Anualmente, segundo a Liga Portuguesa Contra o Cancro, em Portugal, surgem cerca de 1500 novos casos de melanoma. Este acontece quando os melanócitos, responsáveis pela produção de melanina, pigmento que dá à pele a sua cor natural, se tornam malignos. A doença pode ocorrer em qualquer superfície da pele. Nos homens, o melanoma encontra-se muitas vezes no tronco (zona entre os ombros e as ancas), ou na cabeça e pescoço. Nas mulheres, desenvolve-se muitas vezes na zona inferior das pernas.

Além da exposição solar, que pode contribuir para o aparecimento do melanoma, o dermatologista João Maia Silva chama ainda a atenção para os solários. Estes equipamentos “emitem radiação ultravioleta, o que está mais do que documentado, mesmo pela Organização Mundial de Saúde”, que contribuem para os factores de risco, declara. Também a Associação Portuguesa do Cancro Cutâneo já se pronunciou sobre o tema, defendendo o encerramento destes espaços.

A par da vertente comportamental, o dermatologista aponta ainda a “capacidade de fazer diagnóstico”, adicionando que actualmente existe equipamento capaz de levar a cabo um “diagnóstico mais fino”, sendo possível tratar “mais cancros de pele” precocemente. No entanto, João Maia Silva tem observado uma tendência crescente da preocupação com a pele nos mais jovens, o que pode ser produto da explosão de vendas de produtos de cuidados da pele entre adolescentes.

“Os cuidados das pessoas com a pele têm vindo a aumentar, pelo menos é essa a nossa percepção e, principalmente, entre os jovens, que estão a adquirir práticas de cuidados com a pele, o que há uns anos não era normal. Estamos a falar dos adolescentes com o famoso skincare”, explica. No entanto, estas práticas também podem trazer preocupações. “Muitas vezes [os jovens] até fazem coisas que não são necessárias. Do ponto de vista médico, nem têm uma indicação formal e acaba por ser mais na influência da comunicação das plataformas digitais ou das próprias marcas, no sentido de aumentar o consumo de determinados produtos, e é algo que também nos preocupa”, alerta.
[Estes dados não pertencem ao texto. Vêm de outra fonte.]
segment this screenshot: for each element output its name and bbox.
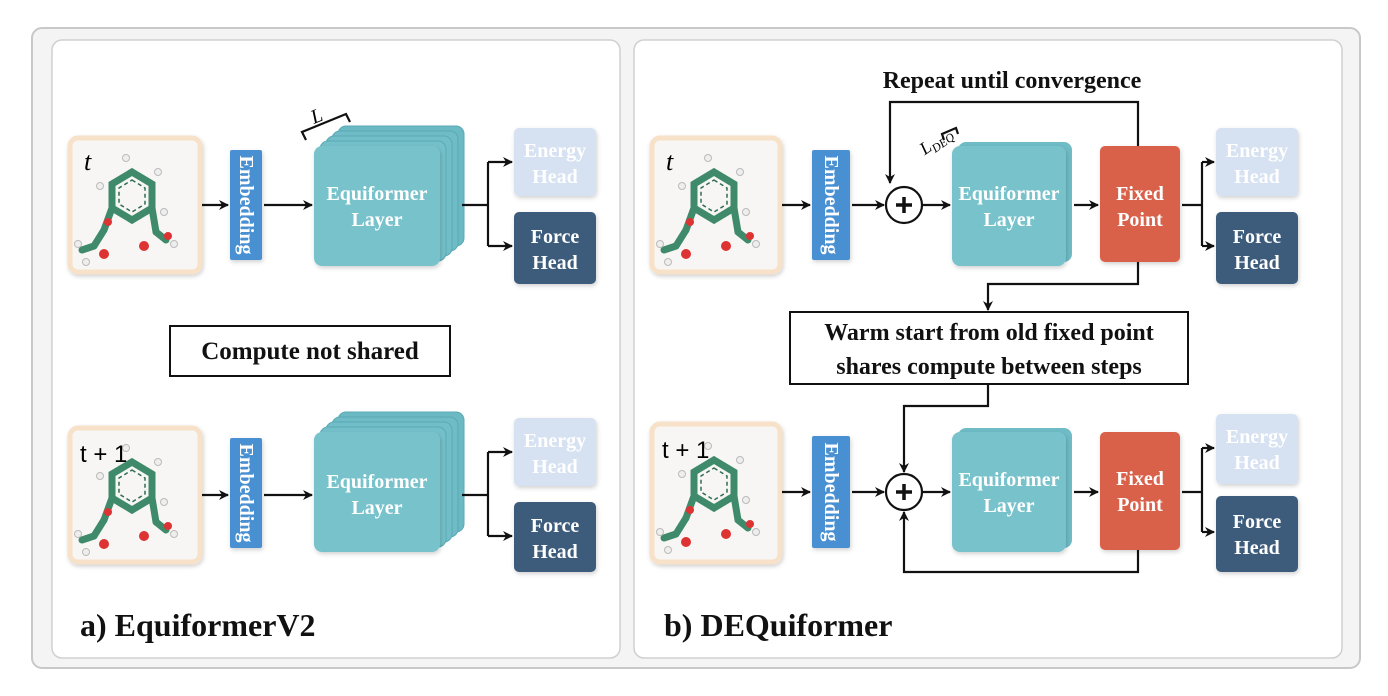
svg-text:Embedding: Embedding bbox=[820, 156, 842, 255]
svg-text:Force: Force bbox=[1233, 226, 1282, 248]
svg-text:Head: Head bbox=[1234, 166, 1280, 188]
add-operator bbox=[884, 185, 924, 225]
svg-text:Embedding: Embedding bbox=[235, 444, 257, 543]
svg-text:Force: Force bbox=[531, 515, 580, 537]
panel-label: b) DEQuiformer bbox=[664, 607, 892, 643]
time-label: t bbox=[84, 147, 92, 176]
svg-text:Point: Point bbox=[1117, 209, 1163, 231]
fixed-point-block: Fixed Point bbox=[1100, 146, 1180, 262]
svg-text:Force: Force bbox=[531, 226, 580, 248]
svg-text:Head: Head bbox=[1234, 537, 1280, 559]
svg-text:Head: Head bbox=[532, 456, 578, 478]
equiformer-layer-stack: Equiformer Layer bbox=[952, 428, 1072, 552]
molecule-t-plus-1: t + 1 bbox=[649, 421, 783, 565]
svg-text:Equiformer: Equiformer bbox=[958, 183, 1059, 205]
svg-text:Equiformer: Equiformer bbox=[326, 471, 427, 493]
embedding-block: Embedding bbox=[230, 438, 262, 548]
svg-text:Warm start from old fixed poin: Warm start from old fixed point bbox=[824, 320, 1154, 346]
force-head: Force Head bbox=[514, 212, 596, 284]
svg-text:Head: Head bbox=[1234, 252, 1280, 274]
time-label: t + 1 bbox=[662, 437, 709, 464]
svg-text:Layer: Layer bbox=[351, 497, 402, 519]
energy-head: Energy Head bbox=[514, 418, 596, 486]
svg-text:Equiformer: Equiformer bbox=[958, 469, 1059, 491]
embedding-block: Embedding bbox=[812, 436, 850, 548]
equiformer-layer-stack: Equiformer Layer bbox=[314, 411, 465, 552]
svg-text:Equiformer: Equiformer bbox=[326, 183, 427, 205]
fixed-point-block: Fixed Point bbox=[1100, 432, 1180, 550]
molecule-t: t bbox=[649, 135, 783, 275]
warm-start-note: Warm start from old fixed point shares c… bbox=[789, 311, 1189, 385]
force-head: Force Head bbox=[1216, 212, 1298, 284]
equiformer-layer-stack: Equiformer Layer L bbox=[300, 104, 465, 266]
svg-text:Embedding: Embedding bbox=[235, 156, 257, 255]
svg-text:Layer: Layer bbox=[351, 209, 402, 231]
svg-text:Energy: Energy bbox=[1226, 140, 1288, 162]
compute-not-shared-note: Compute not shared bbox=[169, 325, 451, 377]
svg-text:Head: Head bbox=[532, 166, 578, 188]
svg-text:Compute not shared: Compute not shared bbox=[201, 338, 419, 365]
panel-dequiformer: Repeat until convergence t Embedding Equ… bbox=[633, 39, 1343, 659]
svg-text:Head: Head bbox=[532, 252, 578, 274]
svg-text:Energy: Energy bbox=[1226, 426, 1288, 448]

A forma de prevenção do cancro da pele mais conhecida reside na utilização de protector solar. No entanto, João Maia Silva alerta para a “falsa sensação de segurança” que este produto pode trazer a quem o põe. “A utilização do protector solar não é só por si uma protecção única. O facto de [a pessoa] estar a utilizar protector solar dá-lhe uma falsa sensação de segurança e acaba por prolongar os tempos de exposição. Há estudos que mostram que as pessoas que utilizam protectores solares de maior índice, por ficarem com uma ideia de que estão superprotegidas, reaplicam menos vezes e em menor quantidade. Portanto, isto coloca-as numa situação de perigo. Acabam por ter mais escaldões, muitas vezes”, aponta.

Contudo, apanhar sol faz falta à população portuguesa, que tem um défice de vitamina D dois em cada três portugueses têm falta desta vitamina, responsável por construir e manter os ossos saudáveis, regular os níveis de insulina, apoiar o sistema imunitário e o sistema nervoso —​, e esta pode ser obtida através da exposição solar. O segredo, segundo o especialista, é “conviver bem com o sol”.

A mensagem “não pode, nem deve ser” a de não recomendar apanhar sol, ou não ir à praia ou passear ao ar livre, mas fazê-lo nas horas mais indicadas. E o médico exemplifica: “Uma pessoa não deve começar uma volta de bicicleta às 10h para acabar às 14h, num dia de muito sol. Tem de sair mais cedo, ou levar um vestuário que a proteja. É comportamento, é conviver bem, é fazer tudo o que nós queremos fazer, mas com cuidado.”